During his presidential year, Carpenter says he would like to see ESA and its membership make a strong contribution to programs such as the International Program on Ecosystem Change, for which he serves as chair. He would also like to promote strong participation in an international campaign to assess the world’s ecosystems. The society recently composed a vision for its own future and Carpenter hopes that during his term he can advance some of the projects from that vision.
The society’s goals are to promote, clarify and communicate the science of ecology through reports, journals, research and expert testimony to Congress and other governments. ESA encourages members to responsibly apply their research and ecological expertise to public issues through teaching and public interaction.
Members focus on environmental problems such as habitat alteration and destruction, natural resource management, species extinction and loss of biological diversity, ecosystem management, ozone depletion and global climate change, sustainable ecological systems, ecological restoration and biotechnology.
Carpenter is an ecosystem ecologist known for his work on large-scale experiments and adaptive ecosystem management. He has studied food chains and several factors which affect production and nutrient cycling, contaminant cycles, freshwater fisheries, eutrophication, non-point pollution, and ecological economics of freshwater.
Since 1989, Carpenter has served on the zoology faculty and in the UW–Madison Center for Limnology, which is devoted to inland freshwater research. The center, created in 1982, grew out of nearly a century of lake research at UW–Madison beginning with E.A. Birge and Chauncey Juday, considered the founders of the limnology field. In addition to extensive research on Madison-area lakes, the center runs a research outpost in northern Wisconsin called Trout Lake Station.
Both Madison and northern Wisconsin lakes are part of the National Science Foundation’s Long-Term Ecological Research (LTER) program, which is helping track global warming, pollution and landscape changes that take ages to manifest themselves.

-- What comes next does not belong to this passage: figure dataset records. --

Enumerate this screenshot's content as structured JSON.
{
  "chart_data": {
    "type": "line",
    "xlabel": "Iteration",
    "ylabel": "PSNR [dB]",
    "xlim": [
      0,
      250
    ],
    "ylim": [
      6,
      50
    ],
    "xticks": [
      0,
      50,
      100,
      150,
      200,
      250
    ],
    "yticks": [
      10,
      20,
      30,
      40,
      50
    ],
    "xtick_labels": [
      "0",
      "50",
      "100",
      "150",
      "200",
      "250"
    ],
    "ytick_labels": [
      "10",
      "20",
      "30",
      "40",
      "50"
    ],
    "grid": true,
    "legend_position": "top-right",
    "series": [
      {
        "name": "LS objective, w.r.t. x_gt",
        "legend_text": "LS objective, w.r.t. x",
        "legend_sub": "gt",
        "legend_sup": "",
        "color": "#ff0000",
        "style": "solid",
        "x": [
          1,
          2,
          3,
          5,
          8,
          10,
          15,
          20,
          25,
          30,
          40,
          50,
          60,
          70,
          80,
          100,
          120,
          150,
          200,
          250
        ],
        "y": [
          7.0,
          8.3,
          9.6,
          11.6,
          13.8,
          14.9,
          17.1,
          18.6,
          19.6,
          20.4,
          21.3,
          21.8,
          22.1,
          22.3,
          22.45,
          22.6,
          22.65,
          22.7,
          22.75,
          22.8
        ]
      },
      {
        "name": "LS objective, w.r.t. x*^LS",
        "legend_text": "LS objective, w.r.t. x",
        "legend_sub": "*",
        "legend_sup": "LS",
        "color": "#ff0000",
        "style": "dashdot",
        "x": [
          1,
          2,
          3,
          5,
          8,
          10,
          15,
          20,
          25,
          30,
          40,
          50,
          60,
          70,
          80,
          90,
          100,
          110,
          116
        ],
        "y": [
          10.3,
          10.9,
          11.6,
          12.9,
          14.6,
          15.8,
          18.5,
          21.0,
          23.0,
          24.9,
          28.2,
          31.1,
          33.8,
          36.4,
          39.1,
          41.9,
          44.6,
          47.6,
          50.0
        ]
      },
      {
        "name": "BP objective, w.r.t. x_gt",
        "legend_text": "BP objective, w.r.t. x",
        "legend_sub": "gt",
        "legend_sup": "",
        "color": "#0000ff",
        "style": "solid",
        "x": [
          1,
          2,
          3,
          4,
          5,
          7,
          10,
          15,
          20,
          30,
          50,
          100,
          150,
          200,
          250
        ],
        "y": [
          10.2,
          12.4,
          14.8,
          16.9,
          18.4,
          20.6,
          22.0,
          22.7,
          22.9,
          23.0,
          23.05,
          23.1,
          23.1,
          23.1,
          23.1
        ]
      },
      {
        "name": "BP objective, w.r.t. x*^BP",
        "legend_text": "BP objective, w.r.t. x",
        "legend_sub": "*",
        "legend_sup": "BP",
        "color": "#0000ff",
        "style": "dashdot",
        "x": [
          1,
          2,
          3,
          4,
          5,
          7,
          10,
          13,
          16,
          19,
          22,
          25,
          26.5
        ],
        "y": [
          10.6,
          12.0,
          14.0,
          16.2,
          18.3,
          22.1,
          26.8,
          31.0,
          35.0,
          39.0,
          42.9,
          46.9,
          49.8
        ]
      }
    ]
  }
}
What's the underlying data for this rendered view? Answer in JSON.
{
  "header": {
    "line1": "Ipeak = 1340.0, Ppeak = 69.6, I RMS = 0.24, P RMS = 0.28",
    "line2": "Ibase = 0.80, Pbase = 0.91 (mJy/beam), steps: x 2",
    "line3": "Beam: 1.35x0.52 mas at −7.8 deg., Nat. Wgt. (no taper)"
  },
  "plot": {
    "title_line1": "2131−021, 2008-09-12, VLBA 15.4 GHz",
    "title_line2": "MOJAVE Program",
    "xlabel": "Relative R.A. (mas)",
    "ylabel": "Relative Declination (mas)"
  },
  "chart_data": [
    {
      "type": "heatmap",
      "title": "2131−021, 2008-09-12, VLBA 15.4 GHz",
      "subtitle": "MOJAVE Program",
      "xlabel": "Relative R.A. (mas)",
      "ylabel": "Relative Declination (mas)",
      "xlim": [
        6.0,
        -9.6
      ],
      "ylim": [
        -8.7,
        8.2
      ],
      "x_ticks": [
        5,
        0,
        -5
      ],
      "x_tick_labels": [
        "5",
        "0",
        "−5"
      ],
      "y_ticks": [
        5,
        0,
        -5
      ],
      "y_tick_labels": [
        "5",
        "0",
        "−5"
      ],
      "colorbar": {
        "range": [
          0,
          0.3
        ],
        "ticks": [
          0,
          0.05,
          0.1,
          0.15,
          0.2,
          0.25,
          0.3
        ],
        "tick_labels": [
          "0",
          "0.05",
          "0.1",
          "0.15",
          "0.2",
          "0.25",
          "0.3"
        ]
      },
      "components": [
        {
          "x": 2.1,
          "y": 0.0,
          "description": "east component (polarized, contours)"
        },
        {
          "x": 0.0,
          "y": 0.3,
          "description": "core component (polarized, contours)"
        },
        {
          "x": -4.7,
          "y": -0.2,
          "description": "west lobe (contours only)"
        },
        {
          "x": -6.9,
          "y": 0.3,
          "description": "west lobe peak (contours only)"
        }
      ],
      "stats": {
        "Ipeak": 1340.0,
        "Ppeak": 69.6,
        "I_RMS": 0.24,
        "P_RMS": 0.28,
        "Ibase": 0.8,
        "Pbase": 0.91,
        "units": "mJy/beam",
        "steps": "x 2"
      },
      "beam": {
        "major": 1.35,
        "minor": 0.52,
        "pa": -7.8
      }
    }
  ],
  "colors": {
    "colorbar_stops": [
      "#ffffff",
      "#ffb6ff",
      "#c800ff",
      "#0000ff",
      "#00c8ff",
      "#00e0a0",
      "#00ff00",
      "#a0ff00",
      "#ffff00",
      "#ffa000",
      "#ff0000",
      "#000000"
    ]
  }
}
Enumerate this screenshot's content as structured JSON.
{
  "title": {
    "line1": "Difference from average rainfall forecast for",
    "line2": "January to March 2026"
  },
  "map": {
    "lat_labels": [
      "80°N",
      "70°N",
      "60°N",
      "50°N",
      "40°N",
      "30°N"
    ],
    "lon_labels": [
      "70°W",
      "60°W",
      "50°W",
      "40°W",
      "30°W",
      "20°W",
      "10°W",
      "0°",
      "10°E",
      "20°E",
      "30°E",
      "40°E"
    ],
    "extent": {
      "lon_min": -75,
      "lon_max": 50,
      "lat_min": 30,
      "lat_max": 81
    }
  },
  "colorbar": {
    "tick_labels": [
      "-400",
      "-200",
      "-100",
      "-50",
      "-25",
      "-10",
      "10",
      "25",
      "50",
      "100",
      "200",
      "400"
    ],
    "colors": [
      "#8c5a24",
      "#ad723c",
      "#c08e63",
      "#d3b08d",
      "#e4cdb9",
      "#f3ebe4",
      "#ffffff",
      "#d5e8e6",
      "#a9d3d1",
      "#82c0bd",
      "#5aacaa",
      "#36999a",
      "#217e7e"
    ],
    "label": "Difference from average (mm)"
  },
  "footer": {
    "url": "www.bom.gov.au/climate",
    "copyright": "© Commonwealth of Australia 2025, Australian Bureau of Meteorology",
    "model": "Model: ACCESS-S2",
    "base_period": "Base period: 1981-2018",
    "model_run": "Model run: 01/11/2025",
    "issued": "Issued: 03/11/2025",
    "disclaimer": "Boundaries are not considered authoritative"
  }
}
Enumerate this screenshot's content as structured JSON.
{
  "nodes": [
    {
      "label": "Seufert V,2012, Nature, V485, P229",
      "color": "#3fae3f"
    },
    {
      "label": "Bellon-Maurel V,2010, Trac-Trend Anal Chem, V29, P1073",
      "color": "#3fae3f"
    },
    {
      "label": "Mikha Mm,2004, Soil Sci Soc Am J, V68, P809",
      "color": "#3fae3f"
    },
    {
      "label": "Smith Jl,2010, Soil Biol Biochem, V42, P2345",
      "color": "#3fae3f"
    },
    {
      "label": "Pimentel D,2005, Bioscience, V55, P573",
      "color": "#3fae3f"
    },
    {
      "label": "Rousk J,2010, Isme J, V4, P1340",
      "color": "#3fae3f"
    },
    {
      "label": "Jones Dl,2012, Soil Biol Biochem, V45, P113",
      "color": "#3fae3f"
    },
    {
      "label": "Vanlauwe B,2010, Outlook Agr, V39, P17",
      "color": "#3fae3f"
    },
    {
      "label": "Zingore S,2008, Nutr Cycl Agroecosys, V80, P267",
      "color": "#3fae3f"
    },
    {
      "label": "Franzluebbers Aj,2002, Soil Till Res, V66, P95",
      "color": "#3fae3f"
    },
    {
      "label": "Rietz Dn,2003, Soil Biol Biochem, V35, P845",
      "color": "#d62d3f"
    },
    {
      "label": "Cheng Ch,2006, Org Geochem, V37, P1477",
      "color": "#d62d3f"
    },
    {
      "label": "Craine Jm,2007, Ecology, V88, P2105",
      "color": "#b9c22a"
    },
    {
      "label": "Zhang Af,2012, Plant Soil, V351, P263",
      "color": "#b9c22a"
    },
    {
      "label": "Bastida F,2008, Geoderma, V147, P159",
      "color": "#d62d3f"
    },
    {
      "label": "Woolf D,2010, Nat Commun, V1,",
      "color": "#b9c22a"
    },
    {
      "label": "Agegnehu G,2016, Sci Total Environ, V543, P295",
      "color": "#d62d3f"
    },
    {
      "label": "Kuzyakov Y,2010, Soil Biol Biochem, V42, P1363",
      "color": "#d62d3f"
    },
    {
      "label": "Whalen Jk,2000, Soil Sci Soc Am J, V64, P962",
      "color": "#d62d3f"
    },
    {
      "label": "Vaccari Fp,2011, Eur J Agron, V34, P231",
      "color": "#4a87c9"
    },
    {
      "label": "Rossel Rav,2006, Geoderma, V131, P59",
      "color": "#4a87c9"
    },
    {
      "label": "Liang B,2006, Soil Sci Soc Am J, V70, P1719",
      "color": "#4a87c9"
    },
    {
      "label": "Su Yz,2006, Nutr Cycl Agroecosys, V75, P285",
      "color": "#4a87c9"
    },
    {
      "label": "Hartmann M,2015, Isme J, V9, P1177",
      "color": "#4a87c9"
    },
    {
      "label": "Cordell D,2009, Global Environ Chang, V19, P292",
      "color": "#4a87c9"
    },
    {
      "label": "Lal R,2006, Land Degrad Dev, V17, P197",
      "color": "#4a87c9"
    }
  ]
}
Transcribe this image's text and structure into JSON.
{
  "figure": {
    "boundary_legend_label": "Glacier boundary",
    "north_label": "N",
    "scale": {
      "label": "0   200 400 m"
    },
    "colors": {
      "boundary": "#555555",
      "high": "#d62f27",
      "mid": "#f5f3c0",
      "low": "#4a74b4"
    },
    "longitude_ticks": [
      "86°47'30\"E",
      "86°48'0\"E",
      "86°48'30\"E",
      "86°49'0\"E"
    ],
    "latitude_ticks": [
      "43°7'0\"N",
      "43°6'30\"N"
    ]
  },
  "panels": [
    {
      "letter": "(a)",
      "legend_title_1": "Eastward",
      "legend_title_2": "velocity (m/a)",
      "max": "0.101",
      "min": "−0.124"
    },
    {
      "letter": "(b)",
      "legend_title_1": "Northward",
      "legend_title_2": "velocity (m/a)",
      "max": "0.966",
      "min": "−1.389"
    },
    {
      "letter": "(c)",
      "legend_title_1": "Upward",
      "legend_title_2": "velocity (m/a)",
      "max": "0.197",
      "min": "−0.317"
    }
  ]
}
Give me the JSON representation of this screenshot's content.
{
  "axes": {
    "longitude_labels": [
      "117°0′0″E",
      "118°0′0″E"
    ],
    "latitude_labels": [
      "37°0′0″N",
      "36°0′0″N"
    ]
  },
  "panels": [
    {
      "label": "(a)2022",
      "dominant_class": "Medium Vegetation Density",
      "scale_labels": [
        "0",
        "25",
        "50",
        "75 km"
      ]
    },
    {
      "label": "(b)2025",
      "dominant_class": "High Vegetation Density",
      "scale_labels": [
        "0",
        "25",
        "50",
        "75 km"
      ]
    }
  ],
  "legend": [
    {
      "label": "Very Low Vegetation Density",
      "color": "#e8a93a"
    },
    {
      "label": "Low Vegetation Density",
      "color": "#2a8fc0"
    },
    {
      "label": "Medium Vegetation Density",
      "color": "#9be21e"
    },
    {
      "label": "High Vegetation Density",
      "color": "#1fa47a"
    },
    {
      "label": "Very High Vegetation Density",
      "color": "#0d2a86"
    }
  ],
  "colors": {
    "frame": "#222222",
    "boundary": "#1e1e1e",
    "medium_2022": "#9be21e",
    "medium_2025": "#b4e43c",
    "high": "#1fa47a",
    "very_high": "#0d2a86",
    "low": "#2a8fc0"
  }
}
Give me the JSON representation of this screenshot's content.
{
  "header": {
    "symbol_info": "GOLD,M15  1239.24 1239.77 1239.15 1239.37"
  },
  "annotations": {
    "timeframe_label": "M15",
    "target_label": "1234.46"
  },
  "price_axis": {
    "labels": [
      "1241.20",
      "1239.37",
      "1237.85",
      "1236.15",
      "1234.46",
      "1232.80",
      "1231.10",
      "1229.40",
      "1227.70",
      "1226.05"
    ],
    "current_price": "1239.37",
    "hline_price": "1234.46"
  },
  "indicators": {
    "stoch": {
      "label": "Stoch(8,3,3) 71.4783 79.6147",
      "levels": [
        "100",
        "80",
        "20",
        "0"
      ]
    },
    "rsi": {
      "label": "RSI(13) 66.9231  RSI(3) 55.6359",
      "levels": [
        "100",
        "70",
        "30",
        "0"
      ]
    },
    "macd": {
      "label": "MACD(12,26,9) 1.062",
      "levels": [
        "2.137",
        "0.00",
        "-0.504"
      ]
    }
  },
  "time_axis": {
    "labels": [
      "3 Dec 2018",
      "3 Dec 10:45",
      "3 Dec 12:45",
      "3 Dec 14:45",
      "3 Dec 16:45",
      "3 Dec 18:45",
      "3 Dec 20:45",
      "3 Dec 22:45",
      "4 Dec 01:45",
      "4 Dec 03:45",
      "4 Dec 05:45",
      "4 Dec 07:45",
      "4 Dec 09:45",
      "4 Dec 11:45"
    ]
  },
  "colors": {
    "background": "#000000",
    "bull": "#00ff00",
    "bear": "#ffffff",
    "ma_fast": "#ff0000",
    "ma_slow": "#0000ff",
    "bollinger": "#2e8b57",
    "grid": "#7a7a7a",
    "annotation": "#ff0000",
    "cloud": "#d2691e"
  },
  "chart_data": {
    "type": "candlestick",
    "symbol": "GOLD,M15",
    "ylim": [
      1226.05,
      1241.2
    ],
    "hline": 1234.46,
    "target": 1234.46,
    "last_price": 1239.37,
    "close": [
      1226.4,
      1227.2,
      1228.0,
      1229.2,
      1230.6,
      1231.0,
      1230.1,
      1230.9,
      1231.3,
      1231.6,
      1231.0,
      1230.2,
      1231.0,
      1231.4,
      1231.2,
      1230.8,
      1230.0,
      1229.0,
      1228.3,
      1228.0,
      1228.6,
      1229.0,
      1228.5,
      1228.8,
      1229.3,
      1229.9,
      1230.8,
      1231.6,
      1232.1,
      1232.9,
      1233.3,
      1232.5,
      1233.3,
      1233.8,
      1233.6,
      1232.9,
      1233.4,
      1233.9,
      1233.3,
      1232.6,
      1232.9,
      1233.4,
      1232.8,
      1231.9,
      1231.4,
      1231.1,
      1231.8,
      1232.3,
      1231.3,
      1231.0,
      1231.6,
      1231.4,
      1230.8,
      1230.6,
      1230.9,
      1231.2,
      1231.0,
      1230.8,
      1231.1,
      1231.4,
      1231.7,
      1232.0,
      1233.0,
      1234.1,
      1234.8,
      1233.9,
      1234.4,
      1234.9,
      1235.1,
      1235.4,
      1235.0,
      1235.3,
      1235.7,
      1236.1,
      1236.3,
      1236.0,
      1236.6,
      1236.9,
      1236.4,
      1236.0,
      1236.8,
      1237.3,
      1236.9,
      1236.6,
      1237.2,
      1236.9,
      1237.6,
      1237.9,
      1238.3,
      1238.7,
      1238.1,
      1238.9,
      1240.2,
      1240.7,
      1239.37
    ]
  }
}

Carpenter has received many awards for distinguished research, including a Pew Fellowship in Conservation and Environment, the G.E. Hutchinson Medal of the American Society of Limnology and Oceanography, and the R.H. MacArthur Award from ESA. He has received research grants from the National Science Foundation, other agencies, and private foundations. He has published over 170 research papers, more than 20 reviewed reports and commentaries, and two books. He received his bachelor’s degree from Amherst College, and his master’s degree and Ph.D. from UW–Madison.